Earlier this week I got a chance to talk to a close family friend about, among other things, the shortsightedness inherent in viewpoints like Gene Marks’ “If I Was a Poor Black Kid”. I heard about the article and decided to talk about here, 1) because the first rule of the internet is to not feed the troll and 2) because as Cord Jefferson points out, the grammar of the headline is almost as offensive as the column itself.
However, as farmers know, bullshit can create fertile ground for good things to grow.And great things grew from that manure of an article in the form of responses by writers I follow and respect. One being Cord Jefferson at Good and the other being, Ta-Nehisi Coates at the Atlantic Monthly.

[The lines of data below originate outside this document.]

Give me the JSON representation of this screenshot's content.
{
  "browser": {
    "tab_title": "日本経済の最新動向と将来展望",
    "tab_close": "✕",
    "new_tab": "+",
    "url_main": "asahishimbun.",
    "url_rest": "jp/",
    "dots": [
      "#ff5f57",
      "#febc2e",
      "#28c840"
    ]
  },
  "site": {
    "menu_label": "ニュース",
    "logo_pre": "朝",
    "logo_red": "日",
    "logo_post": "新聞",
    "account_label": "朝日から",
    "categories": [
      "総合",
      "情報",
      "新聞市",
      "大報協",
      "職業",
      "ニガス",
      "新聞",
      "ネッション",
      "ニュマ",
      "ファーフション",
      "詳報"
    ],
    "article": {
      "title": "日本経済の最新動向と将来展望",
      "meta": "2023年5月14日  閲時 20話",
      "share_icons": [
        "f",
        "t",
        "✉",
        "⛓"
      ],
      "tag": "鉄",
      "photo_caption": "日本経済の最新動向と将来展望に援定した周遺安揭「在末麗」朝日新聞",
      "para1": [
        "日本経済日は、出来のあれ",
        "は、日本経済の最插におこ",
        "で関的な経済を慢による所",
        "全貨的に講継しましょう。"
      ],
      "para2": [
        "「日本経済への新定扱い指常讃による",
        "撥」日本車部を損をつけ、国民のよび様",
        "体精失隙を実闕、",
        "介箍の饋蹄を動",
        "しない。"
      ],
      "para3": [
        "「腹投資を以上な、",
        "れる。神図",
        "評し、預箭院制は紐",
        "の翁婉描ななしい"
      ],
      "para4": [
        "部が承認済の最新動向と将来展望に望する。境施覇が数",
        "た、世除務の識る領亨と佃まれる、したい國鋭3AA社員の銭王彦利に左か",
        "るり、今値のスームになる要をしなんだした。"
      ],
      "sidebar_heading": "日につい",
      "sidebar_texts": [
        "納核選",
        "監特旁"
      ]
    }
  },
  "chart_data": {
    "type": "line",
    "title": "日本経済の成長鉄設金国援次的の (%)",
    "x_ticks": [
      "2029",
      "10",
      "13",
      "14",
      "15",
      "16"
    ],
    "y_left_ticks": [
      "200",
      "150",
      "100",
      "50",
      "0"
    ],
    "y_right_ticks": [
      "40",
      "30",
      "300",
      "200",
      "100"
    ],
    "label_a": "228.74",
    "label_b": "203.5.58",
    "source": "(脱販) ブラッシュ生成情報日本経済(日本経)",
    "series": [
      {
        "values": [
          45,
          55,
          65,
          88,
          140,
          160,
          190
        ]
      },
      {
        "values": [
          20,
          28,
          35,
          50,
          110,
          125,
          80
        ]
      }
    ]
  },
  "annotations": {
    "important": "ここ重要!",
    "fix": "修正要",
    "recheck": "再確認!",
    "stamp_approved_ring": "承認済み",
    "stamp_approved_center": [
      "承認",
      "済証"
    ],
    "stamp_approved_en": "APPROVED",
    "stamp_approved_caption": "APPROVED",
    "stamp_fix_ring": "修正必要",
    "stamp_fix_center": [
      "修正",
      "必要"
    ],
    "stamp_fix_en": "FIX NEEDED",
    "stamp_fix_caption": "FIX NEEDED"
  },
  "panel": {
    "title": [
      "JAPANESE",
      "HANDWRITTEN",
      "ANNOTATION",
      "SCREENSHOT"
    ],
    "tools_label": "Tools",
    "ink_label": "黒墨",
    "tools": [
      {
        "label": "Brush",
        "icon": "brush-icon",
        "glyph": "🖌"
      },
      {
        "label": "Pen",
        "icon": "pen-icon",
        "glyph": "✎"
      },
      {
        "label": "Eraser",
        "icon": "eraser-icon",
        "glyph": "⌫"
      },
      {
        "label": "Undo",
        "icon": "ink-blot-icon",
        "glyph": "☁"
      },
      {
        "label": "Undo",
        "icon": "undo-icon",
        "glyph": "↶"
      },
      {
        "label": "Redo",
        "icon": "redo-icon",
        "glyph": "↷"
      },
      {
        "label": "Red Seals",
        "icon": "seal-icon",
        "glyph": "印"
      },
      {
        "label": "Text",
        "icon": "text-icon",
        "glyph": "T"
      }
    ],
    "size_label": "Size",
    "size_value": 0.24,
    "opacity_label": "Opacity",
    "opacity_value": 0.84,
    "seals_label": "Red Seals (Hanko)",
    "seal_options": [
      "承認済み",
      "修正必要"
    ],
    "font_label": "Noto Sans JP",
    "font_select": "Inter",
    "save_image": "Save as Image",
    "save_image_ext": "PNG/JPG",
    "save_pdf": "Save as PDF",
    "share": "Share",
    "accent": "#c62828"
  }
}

In his article, Coates introduces a concept that is so complex in its simplicity it blew me away; muscular empathy:
…instead of declaration (“I would do…”), one would be forced into a question (“Why wouldn’t I?”). This basic extension of empathy is one of the great barriers in understanding race in this country. I do not mean a soft, flattering, hand-holding empathy. I mean a muscular empathy rooted in curiosity. If you really want to understand slaves, slave masters, poor black kids, poor white kids, rich people of colors, whoever, it is essential that you first come to grips with the disturbing facts of your own mediocrity. The first rule is this–You are not extraordinary. It’s all fine and good to declare that you would have freed your slaves. But it’s much more interesting to assume that you wouldn’t and then ask “Why?”
This is not an impossible task. But often we find that we have something invested in not asking “Why?” The fact that we — and I mean all of us, black and white — are, in our bones, no better than slave masters is chilling. The upshot of all my black nationalist study was terrifying — give us the guns and boats and we would do the same thing. There is nothing particularly noble about black skin. And to our present business it is equally chilling to understand that the obstacles facing poor black kids can’t be surmounted by an advice column.
The complex simplicity of this approach is that it really is not a new one. We already do this with fictional characters. When one reads a book, watches a TV show or movie (at least a well written one) one never says, “I would never do that! So it’s not right.” No, instead, when a throughly developed character goes against our own morals and values, our response is, “Oh yes, I can see why that character would make that choice based on his or her life experience.” In those cases we have the context and therefore understanding. Muscular empathy then is understanding that there is context where we see none.
Go read the whole column. Seriously, do it. I’m not really one for New Year’s Resolutions, but the idealist that lives inside the cynic in me believes that if we all aimed to be muscularly empathic to the people who make up the world around us, this might just turn out to be a better place to be.